Anche qui la “volée” vira verso la politica: “Mi preoccupa di più la distribuzione, che ad oggi non è nelle mani regionali ma è riservata al Ministro – aggiunge Carnelli -. La Valle d’Aosta si è beccata secche critiche sulla sua inadeguatezza rispetto a quando doveva muoversi, anche perché doveva saperlo. La competenza non è un fatto decorativo per chi decide di farsi eleggere. C’è un termine per le concessioni e la distribuzione, il 2029 e 2030. Il Trentino l’ha capito, noi dobbiamo inseguire”.
La voce fuori dal coro è quella di Ezio Roppolo, ingegnere e rappresentante del comitato “Giù le mani dalle acque e dalla Cva”: “Non sono d’accordo con i miei predecessori – ha spiegato – il futuro che dipingono è piuttosto buio e vedono le aziende come qualcosa di assolutamente rivolto al profitto, una visione storica. Oggi le società devono pensare alla sostenibilità sociale e ambientale. La mission originale di Cva era quella di curare lo sviluppo economico territoriale ma siccome non l’ha mai fatto perché era una gestione privatistica per produrre profitti qualcuno si è arrogato il diritti di andare in quella direzione. Nessuno ha autorizzato questo passo, era compito degli azionisti che alla fine siamo tutti noi cittadini valdostani”.
E aggiunge: “L’obiettivo devono essere il fossil e carbon free ed una mobilità completamente elettrica come il riscaldamento. Ciò che viene raccontato sul fatto di crescere nel mercato nazionale è una sciocchezza. Se Cva viene quotata da qui al 2030 ogni anno entrerà nel mercato qualcuno con una capacità produttiva rinnovabile pari alla. Se si pensa che Cva resti sul mercato così vivete nel mondo delle favole, non è questo il futuro. A meno che non venga assorbita ma l’offerta di Iren sta arrivando al limite del ridicolo, tra poco ci regalano l’Iren stessa”.
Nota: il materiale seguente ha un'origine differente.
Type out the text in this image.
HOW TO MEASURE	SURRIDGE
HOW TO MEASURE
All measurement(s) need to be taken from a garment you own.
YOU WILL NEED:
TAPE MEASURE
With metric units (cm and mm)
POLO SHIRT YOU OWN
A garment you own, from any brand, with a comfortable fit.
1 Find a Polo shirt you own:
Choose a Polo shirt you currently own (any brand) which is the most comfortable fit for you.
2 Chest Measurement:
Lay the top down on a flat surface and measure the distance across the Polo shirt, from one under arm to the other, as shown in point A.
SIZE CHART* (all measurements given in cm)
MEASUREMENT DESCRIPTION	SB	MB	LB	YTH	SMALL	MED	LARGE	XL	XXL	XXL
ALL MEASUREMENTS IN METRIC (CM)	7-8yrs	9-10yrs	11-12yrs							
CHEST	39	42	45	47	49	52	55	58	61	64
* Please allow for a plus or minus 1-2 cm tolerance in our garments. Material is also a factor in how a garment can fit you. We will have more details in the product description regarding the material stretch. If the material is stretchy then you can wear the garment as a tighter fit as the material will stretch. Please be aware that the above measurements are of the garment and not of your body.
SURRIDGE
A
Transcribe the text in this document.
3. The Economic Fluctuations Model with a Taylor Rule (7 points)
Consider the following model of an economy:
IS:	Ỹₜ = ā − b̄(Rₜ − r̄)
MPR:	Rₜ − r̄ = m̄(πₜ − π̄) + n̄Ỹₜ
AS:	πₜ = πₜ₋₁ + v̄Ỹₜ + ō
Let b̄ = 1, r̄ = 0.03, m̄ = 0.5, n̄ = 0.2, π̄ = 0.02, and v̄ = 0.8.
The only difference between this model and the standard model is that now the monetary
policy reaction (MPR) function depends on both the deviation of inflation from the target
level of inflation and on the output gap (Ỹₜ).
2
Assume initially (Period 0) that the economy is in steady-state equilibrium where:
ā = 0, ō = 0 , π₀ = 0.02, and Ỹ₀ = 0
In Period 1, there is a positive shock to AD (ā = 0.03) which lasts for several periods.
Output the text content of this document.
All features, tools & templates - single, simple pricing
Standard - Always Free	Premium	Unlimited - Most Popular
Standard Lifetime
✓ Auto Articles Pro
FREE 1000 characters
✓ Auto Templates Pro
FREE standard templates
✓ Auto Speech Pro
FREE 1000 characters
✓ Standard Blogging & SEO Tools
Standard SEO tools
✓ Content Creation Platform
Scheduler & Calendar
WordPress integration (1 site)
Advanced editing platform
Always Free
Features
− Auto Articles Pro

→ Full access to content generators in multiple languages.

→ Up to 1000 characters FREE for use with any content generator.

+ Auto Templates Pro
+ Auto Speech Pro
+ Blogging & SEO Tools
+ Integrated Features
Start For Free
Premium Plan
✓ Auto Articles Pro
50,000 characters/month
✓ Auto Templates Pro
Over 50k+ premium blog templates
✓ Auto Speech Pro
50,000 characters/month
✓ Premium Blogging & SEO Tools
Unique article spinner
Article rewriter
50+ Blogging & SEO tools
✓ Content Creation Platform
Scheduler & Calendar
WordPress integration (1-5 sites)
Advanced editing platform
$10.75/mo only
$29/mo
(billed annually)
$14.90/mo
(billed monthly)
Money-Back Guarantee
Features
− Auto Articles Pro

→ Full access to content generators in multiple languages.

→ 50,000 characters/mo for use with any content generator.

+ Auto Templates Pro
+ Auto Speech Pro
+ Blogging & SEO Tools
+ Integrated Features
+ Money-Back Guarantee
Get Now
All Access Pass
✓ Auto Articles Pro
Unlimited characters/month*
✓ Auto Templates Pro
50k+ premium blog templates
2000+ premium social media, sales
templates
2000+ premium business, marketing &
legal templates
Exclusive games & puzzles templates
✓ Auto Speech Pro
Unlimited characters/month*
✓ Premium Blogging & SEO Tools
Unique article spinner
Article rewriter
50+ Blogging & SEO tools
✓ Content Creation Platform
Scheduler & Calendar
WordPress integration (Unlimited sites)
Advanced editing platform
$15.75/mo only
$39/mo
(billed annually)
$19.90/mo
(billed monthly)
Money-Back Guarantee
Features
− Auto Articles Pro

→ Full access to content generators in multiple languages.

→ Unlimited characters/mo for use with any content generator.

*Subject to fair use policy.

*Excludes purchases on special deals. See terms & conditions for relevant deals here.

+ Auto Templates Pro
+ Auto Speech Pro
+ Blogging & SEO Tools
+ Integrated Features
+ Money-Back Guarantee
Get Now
La risposta arriva direttamente dall’interno di Cva, dalla disamina dell’Amministratore delegato della Società Enrico De Girolamo: “Quest’anno compiamo 18 anni – spiega -, una maturità comprovata dalle competenze e dalla forza economica e finanziaria. In una situazione normale questo sarebbe il preludio naturale per fare un salto di qualità e renderci concorrenziali con i competitor sul mercato. Qualsiasi aziende deve muoversi e investire per rimanere sul mercato, e quello in cui è inserita Cva altamente dinamico, con variazioni incredibili e competitor fortissimi. Se resta ferma perde valore”.
L’obiettivo, quindi, secondo De Girolamo è pensare in avanti. Ed il modo è uno solo: “Le aziende devono guardare al futuro. Noi non abbiamo problemi nell’immediato ma li avremo a medio termine, in più con le difficoltà delle concessioni che vanno in scadenza. Il mercato crea le condizioni per investire, e chi ha forza e soldi crescerà. Noi no perché la Legge Madia ci ostacolerà nell’acquisto di nuovi asset”.